Wednesday, February 01, 2012

Income and Coping with Extreme Weather Shocks: The Case of Heavy Snowfalls and Plows

I was surprised to read that Japan's Western region has suffered many deaths due to recent heavy snow storms.  The details are posted here. The article states the following;  "Western Japan has been battered by one snowstorm after another since the beginning of the year, overwhelming cash-strapped cities struggling to keep up with cleanup efforts.  In the Niigata Prefecture, officials said nearly half of their 30 cities had run out of funds set aside snow removal. Further north in the Aomori Prefecture, the government had already applied for additional funds from Tokyo, after draining its budget."

The article goes on to say that "Residents, frustrated by the slow response, have taken it upon themselves to clean up the winter mess, resulting in deadly consequences. Nearly all the storm-related deaths have been a direct result of snow removal."

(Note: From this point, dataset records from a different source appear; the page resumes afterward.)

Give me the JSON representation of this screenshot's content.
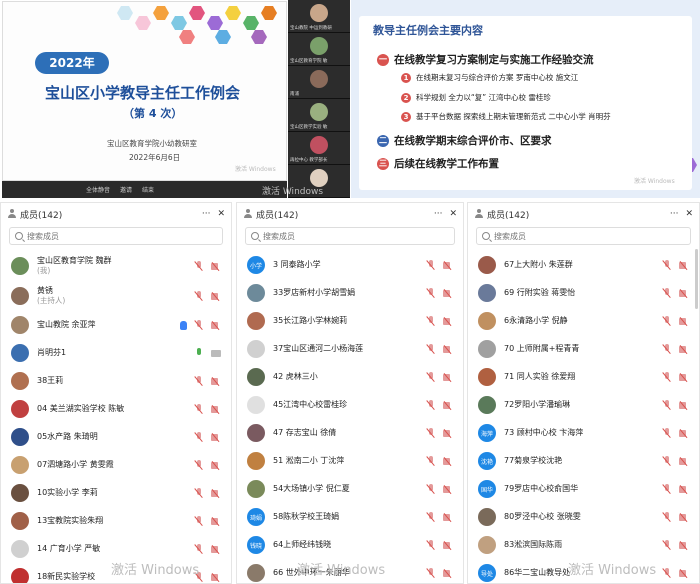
{
  "slide_left": {
    "year": "2022年",
    "title": "宝山区小学教导主任工作例会",
    "session": "（第 4 次）",
    "org": "宝山区教育学院小幼教研室",
    "date": "2022年6月6日",
    "watermark": "激活 Windows"
  },
  "meeting_bar": {
    "items": [
      "全体静音",
      "邀请",
      "结束"
    ]
  },
  "video_tiles": [
    {
      "label": "宝山教院  中运到教研"
    },
    {
      "label": "宝山区教育学院  敏"
    },
    {
      "label": "南浦"
    },
    {
      "label": "宝山区教学实验  敏"
    },
    {
      "label": "再拉中心  教学部长"
    },
    {
      "label": ""
    }
  ],
  "slide_right": {
    "title": "教导主任例会主要内容",
    "items": [
      {
        "num": "一",
        "text": "在线教学复习方案制定与实施工作经验交流",
        "color": "#d9534f"
      },
      {
        "num": "二",
        "text": "在线教学期末综合评价市、区要求",
        "color": "#3a66b0"
      },
      {
        "num": "三",
        "text": "后续在线教学工作布置",
        "color": "#d9534f"
      }
    ],
    "subitems": [
      {
        "num": "1",
        "text": "在线期末复习与综合评价方案   罗南中心校   施文江"
      },
      {
        "num": "2",
        "text": "科学规划  全力以“复”  江湾中心校   雷桂珍"
      },
      {
        "num": "3",
        "text": "基于平台数据  探索线上期末管理新范式   二中心小学   肖明芬"
      }
    ],
    "watermark": "激活 Windows"
  },
  "panels": [
    {
      "title": "成员(142)",
      "search_placeholder": "搜索成员",
      "members": [
        {
          "name": "宝山区教育学院 魏群",
          "role": "(我)",
          "avatar": "#6b8e5a",
          "hand": false,
          "mic": "off"
        },
        {
          "name": "黄锈",
          "role": "(主持人)",
          "avatar": "#8a6d5a",
          "hand": false,
          "mic": "off"
        },
        {
          "name": "宝山教院  余亚萍",
          "role": "",
          "avatar": "#a0856a",
          "hand": true,
          "mic": "off"
        },
        {
          "name": "肖明芬1",
          "role": "",
          "avatar": "#3b6fb0",
          "hand": false,
          "mic": "on"
        },
        {
          "name": "38王莉",
          "role": "",
          "avatar": "#b07050",
          "hand": false,
          "mic": "off"
        },
        {
          "name": "04 美兰湖实验学校 陈敏",
          "role": "",
          "avatar": "#c04040",
          "hand": false,
          "mic": "off"
        },
        {
          "name": "05水产路   朱琦明",
          "role": "",
          "avatar": "#2f4f8a",
          "hand": false,
          "mic": "off"
        },
        {
          "name": "07泗塘路小学 黄雯霞",
          "role": "",
          "avatar": "#c8a070",
          "hand": false,
          "mic": "off"
        },
        {
          "name": "10实验小学 李莉",
          "role": "",
          "avatar": "#6a5040",
          "hand": false,
          "mic": "off"
        },
        {
          "name": "13宝教院实验朱翔",
          "role": "",
          "avatar": "#a06048",
          "hand": false,
          "mic": "off"
        },
        {
          "name": "14 广育小学 严敏",
          "role": "",
          "avatar": "#d0d0d0",
          "hand": false,
          "mic": "off"
        },
        {
          "name": "18新民实验学校",
          "role": "",
          "avatar": "#c03030",
          "hand": false,
          "mic": "off"
        }
      ]
    },
    {
      "title": "成员(142)",
      "search_placeholder": "搜索成员",
      "members": [
        {
          "name": "3 同泰路小学",
          "role": "",
          "avatar": "#1e88e5",
          "avatar_text": "小学",
          "hand": false,
          "mic": "off"
        },
        {
          "name": "33罗店新村小学胡雪娟",
          "role": "",
          "avatar": "#6d8a9a",
          "hand": false,
          "mic": "off"
        },
        {
          "name": "35长江路小学林婉莉",
          "role": "",
          "avatar": "#b06a50",
          "hand": false,
          "mic": "off"
        },
        {
          "name": "37宝山区通河二小杨海莲",
          "role": "",
          "avatar": "#d0d0d0",
          "hand": false,
          "mic": "off"
        },
        {
          "name": "42  虎林三小",
          "role": "",
          "avatar": "#5a6a50",
          "hand": false,
          "mic": "off"
        },
        {
          "name": "45江湾中心校雷桂珍",
          "role": "",
          "avatar": "#e0e0e0",
          "hand": false,
          "mic": "off"
        },
        {
          "name": "47 存志宝山 徐倩",
          "role": "",
          "avatar": "#7a5a60",
          "hand": false,
          "mic": "off"
        },
        {
          "name": "51  淞南二小 丁沈萍",
          "role": "",
          "avatar": "#c08040",
          "hand": false,
          "mic": "off"
        },
        {
          "name": "54大场镇小学 倪仁夏",
          "role": "",
          "avatar": "#7a8a5a",
          "hand": false,
          "mic": "off"
        },
        {
          "name": "58陈秋学校王琦娟",
          "role": "",
          "avatar": "#1e88e5",
          "avatar_text": "琦娟",
          "hand": false,
          "mic": "off"
        },
        {
          "name": "64上师经纬钱晓",
          "role": "",
          "avatar": "#1e88e5",
          "avatar_text": "钱晓",
          "hand": false,
          "mic": "off"
        },
        {
          "name": "66 世外中环一朱丽华",
          "role": "",
          "avatar": "#8a7a6a",
          "hand": false,
          "mic": "off"
        }
      ]
    },
    {
      "title": "成员(142)",
      "search_placeholder": "搜索成员",
      "members": [
        {
          "name": "67上大附小 朱莲群",
          "role": "",
          "avatar": "#9a5a4a",
          "hand": false,
          "mic": "off"
        },
        {
          "name": "69  行附实验 蒋雯怡",
          "role": "",
          "avatar": "#6a7a9a",
          "hand": false,
          "mic": "off"
        },
        {
          "name": "6永清路小学 倪静",
          "role": "",
          "avatar": "#c09060",
          "hand": false,
          "mic": "off"
        },
        {
          "name": "70 上师附属+程青青",
          "role": "",
          "avatar": "#a0a0a0",
          "hand": false,
          "mic": "off"
        },
        {
          "name": "71 同人实验 徐爱翔",
          "role": "",
          "avatar": "#b06040",
          "hand": false,
          "mic": "off"
        },
        {
          "name": "72罗阳小学潘瑜琳",
          "role": "",
          "avatar": "#5a7a5a",
          "hand": false,
          "mic": "off"
        },
        {
          "name": "73 顾村中心校 卞海萍",
          "role": "",
          "avatar": "#1e88e5",
          "avatar_text": "海萍",
          "hand": false,
          "mic": "off"
        },
        {
          "name": "77菊泉学校沈艳",
          "role": "",
          "avatar": "#1e88e5",
          "avatar_text": "沈艳",
          "hand": false,
          "mic": "off"
        },
        {
          "name": "79罗店中心校俞国华",
          "role": "",
          "avatar": "#1e88e5",
          "avatar_text": "国华",
          "hand": false,
          "mic": "off"
        },
        {
          "name": "80罗泾中心校 张晓雯",
          "role": "",
          "avatar": "#7a6a5a",
          "hand": false,
          "mic": "off"
        },
        {
          "name": "83淞滨国际陈雨",
          "role": "",
          "avatar": "#c0a080",
          "hand": false,
          "mic": "off"
        },
        {
          "name": "86华二宝山教导处",
          "role": "",
          "avatar": "#1e88e5",
          "avatar_text": "导处",
          "hand": false,
          "mic": "off"
        }
      ]
    }
  ],
  "watermark": "激活 Windows",
  "colors": {
    "accent": "#2d6fb8",
    "mute_red": "#d9534f"
  }
}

So, the deaths are taking place because guys are having heart attacks moving heavy snow with a shovel.  This is horrible but it highlights how urban income protects us from shocks.  Don't forget John Henry and the Machine.  We substitute capital (snow removal trucks) for labor (guys with shovels) and this is progress but it takes money to do this.   Richer nations are better able to adapt to these shocks and this creates an imperative to encourage economic growth.